What if, instead of documents and spreadsheets to describe a legacy, we took an artist's blank canvas and communicated our legacy through visual images? What scenes, landscapes or portraits might emerge? What events or experiences would make it onto the canvas? What values might those images communicate to the observer? I know several families that have had murals painted of their family history and their hopes for the future.
Here are a few examples:
-- Pictures of Places. No matter the size of your farm or ranch, there are specific locations that mean something to you. It might be the land homesteaded by your relatives or the first 40 acres you acquired.
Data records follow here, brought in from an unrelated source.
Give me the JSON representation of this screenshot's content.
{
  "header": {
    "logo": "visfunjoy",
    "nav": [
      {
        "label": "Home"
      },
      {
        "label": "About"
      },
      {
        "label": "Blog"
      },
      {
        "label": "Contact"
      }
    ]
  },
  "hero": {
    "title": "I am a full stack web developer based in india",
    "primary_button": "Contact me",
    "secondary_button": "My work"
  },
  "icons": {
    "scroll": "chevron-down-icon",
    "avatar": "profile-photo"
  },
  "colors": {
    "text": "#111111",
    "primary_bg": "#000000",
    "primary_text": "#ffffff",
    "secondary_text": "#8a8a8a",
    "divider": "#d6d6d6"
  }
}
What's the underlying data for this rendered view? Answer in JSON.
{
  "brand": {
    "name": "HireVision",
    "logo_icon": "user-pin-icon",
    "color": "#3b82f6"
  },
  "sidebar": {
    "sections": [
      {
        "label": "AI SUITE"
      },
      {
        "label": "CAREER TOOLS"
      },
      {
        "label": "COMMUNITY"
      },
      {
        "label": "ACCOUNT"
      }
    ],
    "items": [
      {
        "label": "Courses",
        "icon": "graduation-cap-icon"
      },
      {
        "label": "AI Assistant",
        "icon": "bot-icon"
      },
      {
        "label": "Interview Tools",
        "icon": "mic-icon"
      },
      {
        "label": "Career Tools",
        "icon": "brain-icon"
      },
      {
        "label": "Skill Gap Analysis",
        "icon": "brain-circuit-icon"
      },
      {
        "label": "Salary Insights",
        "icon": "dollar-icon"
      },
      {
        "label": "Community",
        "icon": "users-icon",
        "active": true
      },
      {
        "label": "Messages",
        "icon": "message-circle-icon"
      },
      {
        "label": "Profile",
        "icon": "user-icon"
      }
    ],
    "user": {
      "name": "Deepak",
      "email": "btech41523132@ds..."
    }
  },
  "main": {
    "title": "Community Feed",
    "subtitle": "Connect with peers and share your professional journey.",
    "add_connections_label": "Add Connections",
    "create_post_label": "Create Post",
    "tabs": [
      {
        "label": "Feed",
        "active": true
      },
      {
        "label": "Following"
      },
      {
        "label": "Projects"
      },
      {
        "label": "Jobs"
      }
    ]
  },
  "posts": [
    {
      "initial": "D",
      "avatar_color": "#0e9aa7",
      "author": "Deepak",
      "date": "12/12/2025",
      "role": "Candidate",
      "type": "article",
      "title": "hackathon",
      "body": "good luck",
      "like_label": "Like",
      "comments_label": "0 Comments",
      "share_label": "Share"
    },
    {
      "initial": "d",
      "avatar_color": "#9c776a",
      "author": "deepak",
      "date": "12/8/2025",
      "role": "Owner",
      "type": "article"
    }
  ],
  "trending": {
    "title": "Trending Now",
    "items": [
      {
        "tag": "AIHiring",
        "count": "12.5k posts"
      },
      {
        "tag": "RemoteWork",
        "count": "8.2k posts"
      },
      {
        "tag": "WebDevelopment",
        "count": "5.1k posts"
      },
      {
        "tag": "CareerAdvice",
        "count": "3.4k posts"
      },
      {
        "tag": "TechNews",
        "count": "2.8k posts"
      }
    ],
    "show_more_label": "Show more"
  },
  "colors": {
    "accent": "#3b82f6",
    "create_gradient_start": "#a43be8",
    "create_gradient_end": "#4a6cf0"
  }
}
It might be the pasture you explored as a child or the bluff from which you observe the sun rising. Those sites have provided memories, inspiration and a sense of calm or purpose, in effect a homecoming to your soul. Do future generations know the images of your special places? What would those pictures be for you?
-- Pictures of People. Famed psychologist Karl Menninger noted, "We are shaped by those who love us as well as those who refuse to love us." Parents, grandparents, neighbors, friends, coaches, teachers, business partners, pastors -- many have contributed to our development and character. Whose portraits would you put in your family mural? Who are the people who have helped make you the person you are today? One family I know adds people to its mural as marriages and births occur, capturing the importance of all family members to the collective legacy.
-- Pictures of Experiences. Like those who helped shape us, our memories are full of experiences. Many families have been shaped by trauma in previous generations -- the Dust Bowl, floods and fires, crop failures or major accidents -- and by the resilient responses to those events. Each year, we experience the bounty and accomplishment of harvest or the stillness of the land before an early morning hunt; the freshness of land after a rain or the endeavor of working together to brand or gather livestock. Each day, we witness our kids' interaction with the farm, see the progression of a crop and the rising and setting of the sun. Those memory-making events are centered on the land and the business, but the land titles and operating agreements don't communicate the value of the experiences. How would you paint these?
While having your financial and legal affairs documented is critical to the ongoing ownership and operation of your family's land and business, your legacy comprises much more than asset descriptions. The places, people and experiences that have shaped you are part of your gift to future generations. Capture those important images while fresh in your mind.